10-adic arithmetic can be tricky: consider *automorphic numbers*. An automorphic number is a natural number which reappears at the end of its square. Bischoff explains that when you take the sequence of automorphic numbers $5, 25, 625, 90625, 890625, …,$ and extend it forever, you get a number $n$ which equals its square; it’s infinitely long, but we can calculate that it ends in $…8212890625$. So the 10-adic number $5 + 2\cdot 10 + 6\cdot 10^2 + 0\cdot 10^3 + \dots +$ satisfies $n^2 = n$. But then $(n-1) \times n = n^2 – n = 0$, even though $n-1$ and $n$ are both nonzero, exhibiting non-zero *zero divisors,* which is very bad for arithmetic. But, as Bischoff tells us, the problem goes away if we work with a prime number as our base instead of 10, and consider 2-adic numbers like $1 + 0\cdot 2 + 1\cdot 4 + 0\cdot 8 + \dots$, 3-adic numbers like $1 + 2\cdot 3 + 0\cdot 9 + 1\cdot 27 + \dots$, etc. The digits in a $p$-adic number take the values $0, 1, \dots, p-1$. Any calculation that can be done with real numbers can be duplicated with the $p$-adics—we even have $p$-adic analysis, a flourishing area of research extending calculus to the $p$-adics.
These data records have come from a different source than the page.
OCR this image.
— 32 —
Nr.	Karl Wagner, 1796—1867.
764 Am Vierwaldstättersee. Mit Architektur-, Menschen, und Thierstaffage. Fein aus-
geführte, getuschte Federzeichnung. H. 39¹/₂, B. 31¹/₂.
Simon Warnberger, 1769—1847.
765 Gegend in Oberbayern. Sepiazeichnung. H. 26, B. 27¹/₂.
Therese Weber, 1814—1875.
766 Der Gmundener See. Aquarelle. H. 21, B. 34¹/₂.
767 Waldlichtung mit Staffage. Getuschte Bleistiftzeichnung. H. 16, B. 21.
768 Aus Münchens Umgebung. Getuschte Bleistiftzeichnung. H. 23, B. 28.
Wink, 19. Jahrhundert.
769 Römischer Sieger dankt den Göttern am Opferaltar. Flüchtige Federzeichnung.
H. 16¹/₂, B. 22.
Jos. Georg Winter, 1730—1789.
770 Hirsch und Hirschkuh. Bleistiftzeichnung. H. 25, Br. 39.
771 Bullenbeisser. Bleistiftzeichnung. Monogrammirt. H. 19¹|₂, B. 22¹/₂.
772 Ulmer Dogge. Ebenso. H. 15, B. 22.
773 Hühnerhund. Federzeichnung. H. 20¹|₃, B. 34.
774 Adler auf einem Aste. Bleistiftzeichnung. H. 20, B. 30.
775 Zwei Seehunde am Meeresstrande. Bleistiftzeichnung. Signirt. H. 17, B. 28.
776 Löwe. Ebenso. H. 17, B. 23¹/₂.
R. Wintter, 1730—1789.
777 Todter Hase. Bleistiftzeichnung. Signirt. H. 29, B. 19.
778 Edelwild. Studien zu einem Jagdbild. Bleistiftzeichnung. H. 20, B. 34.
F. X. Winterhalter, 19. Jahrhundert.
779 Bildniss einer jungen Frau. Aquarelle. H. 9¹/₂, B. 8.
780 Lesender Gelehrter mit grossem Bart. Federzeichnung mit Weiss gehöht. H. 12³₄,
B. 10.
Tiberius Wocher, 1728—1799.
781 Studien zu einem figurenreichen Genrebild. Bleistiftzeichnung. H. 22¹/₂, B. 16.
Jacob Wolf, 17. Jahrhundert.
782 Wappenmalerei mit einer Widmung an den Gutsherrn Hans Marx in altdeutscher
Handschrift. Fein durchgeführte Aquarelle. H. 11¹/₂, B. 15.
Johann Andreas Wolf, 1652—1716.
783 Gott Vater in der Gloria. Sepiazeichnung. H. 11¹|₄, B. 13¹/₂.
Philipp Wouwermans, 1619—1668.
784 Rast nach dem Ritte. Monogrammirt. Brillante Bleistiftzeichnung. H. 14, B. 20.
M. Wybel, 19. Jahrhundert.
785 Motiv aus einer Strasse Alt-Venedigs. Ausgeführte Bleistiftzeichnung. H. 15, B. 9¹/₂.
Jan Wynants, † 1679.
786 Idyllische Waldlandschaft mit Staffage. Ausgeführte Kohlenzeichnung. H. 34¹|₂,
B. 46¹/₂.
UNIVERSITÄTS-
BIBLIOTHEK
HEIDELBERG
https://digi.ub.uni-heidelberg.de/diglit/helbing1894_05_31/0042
There is however an enormous difference in *topology*, the way the numbers fit together. In the $\ell$-adics two numbers are close if their difference is divisible by a high power of $\ell$. So, for example, the $10$-adic numbers $0$ and $2$ are far apart, while $10^{20}$ and $10^{30}$ are close together; whereas in the usual real-number topology, where two numbers are close if the absolute value of their difference is small, $10^{20}$ and $10^{30}$ are very distant. In particular, in the $\ell$-adics, the higher powers of $\ell$ themselves get closer and closer to 0. This is why a sequence like $5, 25, 625, 90625, \dots$ converges in the $10$-adic topology: the difference between successive terms accumulates more and more zeroes at its end, making it divisible by higher and higher powers of 10; it goes to zero.